There are few things more maddening than bad stealth gaming, and Sniper Ghost Warrior muffs it up spectacularly. Your radar, for example, is frequently wrong. Sometimes it'll flag up an enemy before you see them. Just as often, you'll stumble onto a soldier who still doesn't generate a little red triangle when you're two feet away. At one point my radar showed one enemy, facing east. In reality, it was two enemies, both facing north. These aren't just harmless bugs, but the sort of issues that cut the legs out from any attempt to play the game seriously.
The AI follows suit, offering no consistent foundations on which to base your approach. Enemies will either spot you instantly or remain oblivious to your presence, seemingly at random. You can shoot one guard without alerting his companion, even when they're facing each other. You can be on your belly, so deep in foliage that all you can see are enormous green pixels, and suddenly be attacked from all side by enemies hundreds of feet away.
Even under fire, locating these assailants can be an infuriating task. In trying to come up with the sort of lush jungle environments made popular by Far Cry, the game overreaches itself once again. While individual foliage elements can look decent, they all cast huge jagged shadows. There are more harsh right angles in this organic jungle than in all the LEGO titles put together.
It's the lighting that proves most problematic, though. What is presumably supposed to look like tropical sunlight dappling through the trees actually comes across as hundreds of flashing squares sprinkled over the screen. It's incredibly distracting and it makes spotting enemies and their muzzle flashes a real chore. You're never entirely sure if that oblong lump in the distance is a soldier, a weird bush or just a random collision of shadow and strobing sunlight.

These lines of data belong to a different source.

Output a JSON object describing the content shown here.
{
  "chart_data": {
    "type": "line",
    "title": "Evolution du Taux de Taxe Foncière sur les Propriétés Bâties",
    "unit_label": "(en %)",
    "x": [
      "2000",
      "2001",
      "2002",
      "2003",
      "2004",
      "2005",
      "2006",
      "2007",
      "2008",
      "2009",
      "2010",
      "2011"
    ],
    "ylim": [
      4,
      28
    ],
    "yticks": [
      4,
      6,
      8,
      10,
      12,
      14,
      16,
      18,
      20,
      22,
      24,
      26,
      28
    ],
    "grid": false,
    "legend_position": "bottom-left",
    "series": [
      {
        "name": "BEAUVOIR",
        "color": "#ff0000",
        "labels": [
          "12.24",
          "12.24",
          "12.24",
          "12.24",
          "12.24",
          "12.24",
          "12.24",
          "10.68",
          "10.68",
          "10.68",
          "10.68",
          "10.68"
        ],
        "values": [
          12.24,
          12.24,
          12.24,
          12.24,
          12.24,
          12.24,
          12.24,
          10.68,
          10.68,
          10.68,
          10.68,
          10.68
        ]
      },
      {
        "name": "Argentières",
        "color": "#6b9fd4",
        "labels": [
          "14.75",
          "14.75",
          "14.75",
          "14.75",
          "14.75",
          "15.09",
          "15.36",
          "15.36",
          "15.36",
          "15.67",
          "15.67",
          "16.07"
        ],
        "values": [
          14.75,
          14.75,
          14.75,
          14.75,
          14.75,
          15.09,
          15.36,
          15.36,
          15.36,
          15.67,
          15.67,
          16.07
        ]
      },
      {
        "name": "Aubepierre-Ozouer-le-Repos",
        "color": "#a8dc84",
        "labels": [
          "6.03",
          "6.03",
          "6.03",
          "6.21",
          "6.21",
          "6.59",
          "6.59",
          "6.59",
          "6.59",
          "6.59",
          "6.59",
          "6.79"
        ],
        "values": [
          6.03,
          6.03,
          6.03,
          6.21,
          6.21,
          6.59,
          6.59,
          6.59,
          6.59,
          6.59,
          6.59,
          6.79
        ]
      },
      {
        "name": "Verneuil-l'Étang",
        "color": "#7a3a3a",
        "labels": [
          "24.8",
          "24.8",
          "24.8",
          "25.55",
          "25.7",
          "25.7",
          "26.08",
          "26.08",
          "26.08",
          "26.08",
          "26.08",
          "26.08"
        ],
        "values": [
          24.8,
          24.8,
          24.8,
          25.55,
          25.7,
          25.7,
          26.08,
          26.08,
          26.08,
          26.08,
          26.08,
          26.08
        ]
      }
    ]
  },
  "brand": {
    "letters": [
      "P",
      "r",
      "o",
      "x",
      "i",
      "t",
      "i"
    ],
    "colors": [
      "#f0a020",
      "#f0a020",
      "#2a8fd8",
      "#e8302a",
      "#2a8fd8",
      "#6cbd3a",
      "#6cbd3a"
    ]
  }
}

The tragedy is that, beneath all this ineptitude, the sniping is pretty good when you actually get to do it. It's not particularly sophisticated, basically using the same click-to-concentrate system as Sniper: Art of Victory, but the vestigial thrill of a well-placed head shot can still be felt: muffled by terrible design, but undeniably there.
There's also a bare-bones online option with six maps and three game modes. Have they come up with a clever way to incorporate sniping into a workable multiplayer framework? Of course not. You get deathmatches. With sniper rifles. Sure enough, everyone retreats to the edges of map, and waits out the clock, hoping the other players blunder into view. Awesome.
Low-budget games can be charming experiences, given the right mix of inspiration and passion. Just look at DarkStar One if you need a recent example of a title that overcomes its surface limitations by offering solid gameplay to a neglected niche. Yet Sniper Ghost Warrior can't even manage to hit that easy target. By favouring tired run-and-gun scenarios over actual sniping gameplay, you're left with a technically inept entry in the most over-populated gaming genre around. Show some mercy, put one in the back of its head, and leave it for the vultures.